By Huw Jones
LONDON (Reuters) – Britain’s access to European Union markets will be rebalanced, but the City of London will not be shut out completely, the bloc’s financial services chief Valdis Dombrovskis said.
Dombrovskis set out plans on Thursday to bolster the EU’s own capital market to cut its reliance on Britain, Europe’s biggest financial centre, which fully leaves the bloc at the end of December.
“We are not closing our doors to financial services in the UK,” Dombrovskis told reporters, adding that there will be a “rebalancing” of British financial activities in the bloc.
Brussels has said it will not, for now, allow the City of London to directly offer investment services to EU customers under its access system known as equivalence.
“EU rules in this area are not fully finalised yet so we cannot provide equivalence for something that is still a work in progress,” Dombrovskis said.

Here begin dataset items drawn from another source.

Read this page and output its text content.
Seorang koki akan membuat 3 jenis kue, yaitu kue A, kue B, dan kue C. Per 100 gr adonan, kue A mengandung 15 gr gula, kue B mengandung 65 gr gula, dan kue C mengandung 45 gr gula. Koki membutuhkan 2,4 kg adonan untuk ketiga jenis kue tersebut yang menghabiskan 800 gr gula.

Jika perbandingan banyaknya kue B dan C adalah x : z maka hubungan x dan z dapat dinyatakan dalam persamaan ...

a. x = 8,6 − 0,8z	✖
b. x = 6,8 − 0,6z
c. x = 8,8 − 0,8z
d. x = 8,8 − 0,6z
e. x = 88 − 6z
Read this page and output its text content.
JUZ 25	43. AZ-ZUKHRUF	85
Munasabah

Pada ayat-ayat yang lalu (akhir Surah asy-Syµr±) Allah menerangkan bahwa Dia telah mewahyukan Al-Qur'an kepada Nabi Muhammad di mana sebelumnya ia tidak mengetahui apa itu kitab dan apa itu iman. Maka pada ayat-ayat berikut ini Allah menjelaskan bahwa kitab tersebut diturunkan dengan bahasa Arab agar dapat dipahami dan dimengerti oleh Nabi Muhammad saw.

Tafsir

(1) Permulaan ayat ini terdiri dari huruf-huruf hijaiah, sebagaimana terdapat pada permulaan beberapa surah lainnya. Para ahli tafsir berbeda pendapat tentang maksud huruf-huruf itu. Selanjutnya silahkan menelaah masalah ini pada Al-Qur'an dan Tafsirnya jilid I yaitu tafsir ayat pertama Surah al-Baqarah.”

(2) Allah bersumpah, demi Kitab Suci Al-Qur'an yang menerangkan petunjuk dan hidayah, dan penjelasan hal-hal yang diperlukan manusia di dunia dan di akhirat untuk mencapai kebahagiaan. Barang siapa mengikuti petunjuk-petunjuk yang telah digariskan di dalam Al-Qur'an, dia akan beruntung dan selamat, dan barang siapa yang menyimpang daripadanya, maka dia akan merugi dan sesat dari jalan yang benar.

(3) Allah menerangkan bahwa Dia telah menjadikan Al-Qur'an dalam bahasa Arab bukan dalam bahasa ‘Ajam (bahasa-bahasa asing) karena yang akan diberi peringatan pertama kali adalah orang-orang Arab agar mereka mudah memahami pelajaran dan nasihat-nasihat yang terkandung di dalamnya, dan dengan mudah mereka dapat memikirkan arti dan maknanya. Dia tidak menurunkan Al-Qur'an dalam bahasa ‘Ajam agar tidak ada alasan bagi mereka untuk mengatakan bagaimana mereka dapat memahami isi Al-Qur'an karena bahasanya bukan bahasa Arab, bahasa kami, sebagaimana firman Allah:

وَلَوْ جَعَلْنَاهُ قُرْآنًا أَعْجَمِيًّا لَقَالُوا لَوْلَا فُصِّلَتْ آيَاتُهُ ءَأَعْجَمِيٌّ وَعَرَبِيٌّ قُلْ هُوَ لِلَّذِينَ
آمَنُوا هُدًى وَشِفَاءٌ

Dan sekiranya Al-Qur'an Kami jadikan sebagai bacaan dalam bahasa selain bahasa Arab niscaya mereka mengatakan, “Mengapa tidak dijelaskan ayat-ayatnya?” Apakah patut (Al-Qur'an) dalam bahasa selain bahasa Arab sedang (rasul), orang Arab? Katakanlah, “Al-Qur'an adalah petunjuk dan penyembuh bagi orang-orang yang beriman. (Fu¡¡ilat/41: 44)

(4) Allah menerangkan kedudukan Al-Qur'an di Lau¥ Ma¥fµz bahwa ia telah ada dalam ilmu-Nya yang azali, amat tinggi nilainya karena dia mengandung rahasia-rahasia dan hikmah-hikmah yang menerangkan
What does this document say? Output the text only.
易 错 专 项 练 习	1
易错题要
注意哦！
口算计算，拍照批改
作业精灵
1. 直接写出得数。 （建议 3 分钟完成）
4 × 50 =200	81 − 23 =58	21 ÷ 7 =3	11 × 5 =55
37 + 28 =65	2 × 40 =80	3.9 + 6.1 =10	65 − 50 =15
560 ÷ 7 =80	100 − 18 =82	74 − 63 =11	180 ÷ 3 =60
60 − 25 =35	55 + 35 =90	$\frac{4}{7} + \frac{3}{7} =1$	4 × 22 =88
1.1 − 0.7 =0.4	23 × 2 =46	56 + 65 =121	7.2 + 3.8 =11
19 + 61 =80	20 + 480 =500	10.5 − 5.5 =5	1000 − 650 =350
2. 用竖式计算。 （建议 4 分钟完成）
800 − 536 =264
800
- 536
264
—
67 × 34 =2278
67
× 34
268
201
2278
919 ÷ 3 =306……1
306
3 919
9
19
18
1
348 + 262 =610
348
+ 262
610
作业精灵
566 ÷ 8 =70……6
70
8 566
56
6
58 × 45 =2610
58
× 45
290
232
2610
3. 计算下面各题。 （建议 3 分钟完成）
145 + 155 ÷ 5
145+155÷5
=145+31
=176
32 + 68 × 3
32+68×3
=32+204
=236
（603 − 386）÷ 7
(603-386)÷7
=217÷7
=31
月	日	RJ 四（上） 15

It does not mean the EU market is closed as British-based firms could use bilateral access available from some member states, he added, a step lawyers have said is cumbersome.
Britain and the EU failed to meet a June deadline for assessing two-way access for financial services from January.
Dombrovskis said he has asked Britain for more information after it said it would diverge from some EU rules.
“We need to understand what kind of divergence Britain is talking about and what are the potential implications,” he said.
Brussels has already said it will allow EU investors to continue using clearing houses in London until June 2022.